Over 80 essay and drawing entries were submitted by various public and private schools from throughout the country. It is encouraging to note that a handful of the entries were received via e-mail, as some of the entries were from rural areas.

“I am very honoured and surprised to have received the prize,” said Khong who won himself a white iPad 2 with his essay on ‘Will ICT help rural communities or is it an unnecessary burden?’

Khong, who has bagged numerous prizes from past essay writing competitions, nearly did not make it for yesterday’s prize presentation ceremony as he was caught in traffic as he made his way from Tutong District.

He said, “With ICT, people from rural areas can advertise heir products online. While through smartphones, they can also obtain warning or information on any impeding disaster.

“Fishermen and farmers would also gain the information of the real value of their produces and catches to be sold to the market.

“Through ICT, communities in the rural areas could also receive better education in e-Learning and also benefitting from information on health.”

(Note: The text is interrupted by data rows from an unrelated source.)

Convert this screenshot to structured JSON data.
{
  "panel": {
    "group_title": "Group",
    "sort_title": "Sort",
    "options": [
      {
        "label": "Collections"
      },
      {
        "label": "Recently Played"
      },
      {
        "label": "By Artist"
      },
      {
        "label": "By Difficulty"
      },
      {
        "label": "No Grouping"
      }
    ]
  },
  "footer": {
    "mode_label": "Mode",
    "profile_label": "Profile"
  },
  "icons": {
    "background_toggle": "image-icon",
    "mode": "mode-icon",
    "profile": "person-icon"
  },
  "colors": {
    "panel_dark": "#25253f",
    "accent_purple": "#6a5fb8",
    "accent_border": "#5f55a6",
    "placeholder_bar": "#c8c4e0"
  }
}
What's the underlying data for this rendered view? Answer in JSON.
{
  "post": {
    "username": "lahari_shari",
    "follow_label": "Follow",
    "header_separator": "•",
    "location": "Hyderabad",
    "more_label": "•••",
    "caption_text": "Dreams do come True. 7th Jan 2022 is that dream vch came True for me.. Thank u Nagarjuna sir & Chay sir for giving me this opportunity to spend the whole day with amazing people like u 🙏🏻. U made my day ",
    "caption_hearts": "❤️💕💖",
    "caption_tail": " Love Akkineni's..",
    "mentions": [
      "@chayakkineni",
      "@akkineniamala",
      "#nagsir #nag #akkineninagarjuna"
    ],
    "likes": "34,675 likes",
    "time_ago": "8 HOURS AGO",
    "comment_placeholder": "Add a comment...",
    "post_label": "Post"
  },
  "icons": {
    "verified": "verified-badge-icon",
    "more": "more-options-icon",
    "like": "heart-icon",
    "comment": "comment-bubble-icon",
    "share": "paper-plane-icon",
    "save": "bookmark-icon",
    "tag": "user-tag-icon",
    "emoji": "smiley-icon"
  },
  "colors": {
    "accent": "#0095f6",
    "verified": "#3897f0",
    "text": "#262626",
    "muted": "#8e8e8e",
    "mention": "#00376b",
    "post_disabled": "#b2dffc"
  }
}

The winner of the primary category, Mohammad Rosyiq Daniel, told the Bulletin that it took him two days to complete the drawing and essay on ‘How would the future look like in the rural community
with ICT?’

The 10-year-old boy, who won himself an Apple iPod Touch, expressed his thanks to his teacher, Mohammad Zul Ariffin bin Haji Ibrahim, and his parents, especially his mother, for their guidance.

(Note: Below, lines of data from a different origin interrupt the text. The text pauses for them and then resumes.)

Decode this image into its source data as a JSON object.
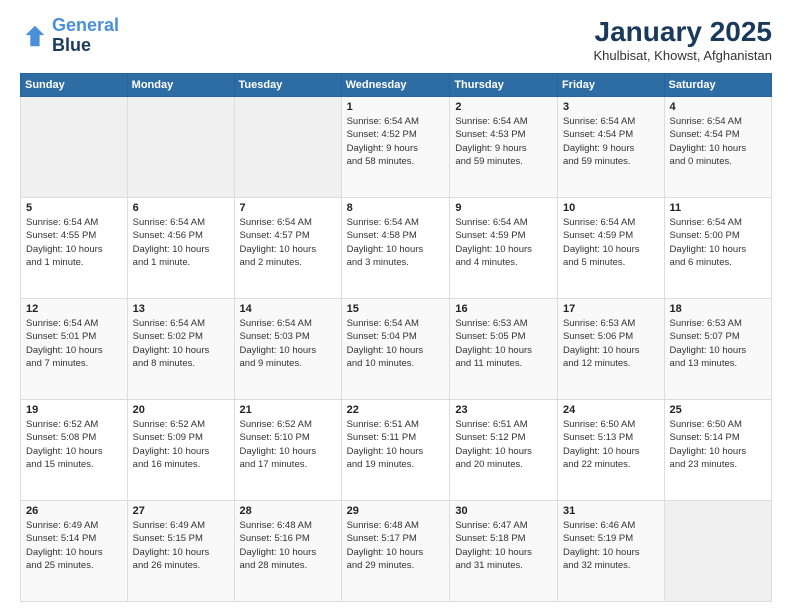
{
  "logo": {
    "line1": "General",
    "line2": "Blue"
  },
  "title": "January 2025",
  "subtitle": "Khulbisat, Khowst, Afghanistan",
  "weekdays": [
    "Sunday",
    "Monday",
    "Tuesday",
    "Wednesday",
    "Thursday",
    "Friday",
    "Saturday"
  ],
  "weeks": [
    [
      {
        "day": "",
        "info": ""
      },
      {
        "day": "",
        "info": ""
      },
      {
        "day": "",
        "info": ""
      },
      {
        "day": "1",
        "info": "Sunrise: 6:54 AM\nSunset: 4:52 PM\nDaylight: 9 hours\nand 58 minutes."
      },
      {
        "day": "2",
        "info": "Sunrise: 6:54 AM\nSunset: 4:53 PM\nDaylight: 9 hours\nand 59 minutes."
      },
      {
        "day": "3",
        "info": "Sunrise: 6:54 AM\nSunset: 4:54 PM\nDaylight: 9 hours\nand 59 minutes."
      },
      {
        "day": "4",
        "info": "Sunrise: 6:54 AM\nSunset: 4:54 PM\nDaylight: 10 hours\nand 0 minutes."
      }
    ],
    [
      {
        "day": "5",
        "info": "Sunrise: 6:54 AM\nSunset: 4:55 PM\nDaylight: 10 hours\nand 1 minute."
      },
      {
        "day": "6",
        "info": "Sunrise: 6:54 AM\nSunset: 4:56 PM\nDaylight: 10 hours\nand 1 minute."
      },
      {
        "day": "7",
        "info": "Sunrise: 6:54 AM\nSunset: 4:57 PM\nDaylight: 10 hours\nand 2 minutes."
      },
      {
        "day": "8",
        "info": "Sunrise: 6:54 AM\nSunset: 4:58 PM\nDaylight: 10 hours\nand 3 minutes."
      },
      {
        "day": "9",
        "info": "Sunrise: 6:54 AM\nSunset: 4:59 PM\nDaylight: 10 hours\nand 4 minutes."
      },
      {
        "day": "10",
        "info": "Sunrise: 6:54 AM\nSunset: 4:59 PM\nDaylight: 10 hours\nand 5 minutes."
      },
      {
        "day": "11",
        "info": "Sunrise: 6:54 AM\nSunset: 5:00 PM\nDaylight: 10 hours\nand 6 minutes."
      }
    ],
    [
      {
        "day": "12",
        "info": "Sunrise: 6:54 AM\nSunset: 5:01 PM\nDaylight: 10 hours\nand 7 minutes."
      },
      {
        "day": "13",
        "info": "Sunrise: 6:54 AM\nSunset: 5:02 PM\nDaylight: 10 hours\nand 8 minutes."
      },
      {
        "day": "14",
        "info": "Sunrise: 6:54 AM\nSunset: 5:03 PM\nDaylight: 10 hours\nand 9 minutes."
      },
      {
        "day": "15",
        "info": "Sunrise: 6:54 AM\nSunset: 5:04 PM\nDaylight: 10 hours\nand 10 minutes."
      },
      {
        "day": "16",
        "info": "Sunrise: 6:53 AM\nSunset: 5:05 PM\nDaylight: 10 hours\nand 11 minutes."
      },
      {
        "day": "17",
        "info": "Sunrise: 6:53 AM\nSunset: 5:06 PM\nDaylight: 10 hours\nand 12 minutes."
      },
      {
        "day": "18",
        "info": "Sunrise: 6:53 AM\nSunset: 5:07 PM\nDaylight: 10 hours\nand 13 minutes."
      }
    ],
    [
      {
        "day": "19",
        "info": "Sunrise: 6:52 AM\nSunset: 5:08 PM\nDaylight: 10 hours\nand 15 minutes."
      },
      {
        "day": "20",
        "info": "Sunrise: 6:52 AM\nSunset: 5:09 PM\nDaylight: 10 hours\nand 16 minutes."
      },
      {
        "day": "21",
        "info": "Sunrise: 6:52 AM\nSunset: 5:10 PM\nDaylight: 10 hours\nand 17 minutes."
      },
      {
        "day": "22",
        "info": "Sunrise: 6:51 AM\nSunset: 5:11 PM\nDaylight: 10 hours\nand 19 minutes."
      },
      {
        "day": "23",
        "info": "Sunrise: 6:51 AM\nSunset: 5:12 PM\nDaylight: 10 hours\nand 20 minutes."
      },
      {
        "day": "24",
        "info": "Sunrise: 6:50 AM\nSunset: 5:13 PM\nDaylight: 10 hours\nand 22 minutes."
      },
      {
        "day": "25",
        "info": "Sunrise: 6:50 AM\nSunset: 5:14 PM\nDaylight: 10 hours\nand 23 minutes."
      }
    ],
    [
      {
        "day": "26",
        "info": "Sunrise: 6:49 AM\nSunset: 5:14 PM\nDaylight: 10 hours\nand 25 minutes."
      },
      {
        "day": "27",
        "info": "Sunrise: 6:49 AM\nSunset: 5:15 PM\nDaylight: 10 hours\nand 26 minutes."
      },
      {
        "day": "28",
        "info": "Sunrise: 6:48 AM\nSunset: 5:16 PM\nDaylight: 10 hours\nand 28 minutes."
      },
      {
        "day": "29",
        "info": "Sunrise: 6:48 AM\nSunset: 5:17 PM\nDaylight: 10 hours\nand 29 minutes."
      },
      {
        "day": "30",
        "info": "Sunrise: 6:47 AM\nSunset: 5:18 PM\nDaylight: 10 hours\nand 31 minutes."
      },
      {
        "day": "31",
        "info": "Sunrise: 6:46 AM\nSunset: 5:19 PM\nDaylight: 10 hours\nand 32 minutes."
      },
      {
        "day": "",
        "info": ""
      }
    ]
  ]
}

Mohammad Rosyiq Daniel pointed out that he uses the social networking site, Facebook, to correspond with his teacher to complete schoolwork.

The runner-ups under the primary category were Arif Akmal bin Jaya of Kampong Katok A’ Primary School (second place) and Nur Akmalaqilah binti Mahathir of Saba Darat Primary School (third place).

Arif Akmal won himself an Apple iPod Nane, while Nur Akmalaqilah received a Sony digital camera worth BND250.

The runner-ups under the secondary category wer students of Maktab Duli PMAMB Gadong, Adelin Liew Wei Ying (second place) and Leong Chi Wei (third place).

Adeline received a Panasonic Lumix digital camera worth BND600, while Leong Chi Wei got an Apple iPod Touch worth BND350.

The six judges of the competition were selected from various agencies including the Ministry of Education Centre for British Teachers (CfBT) and the Language and Literature Bureau.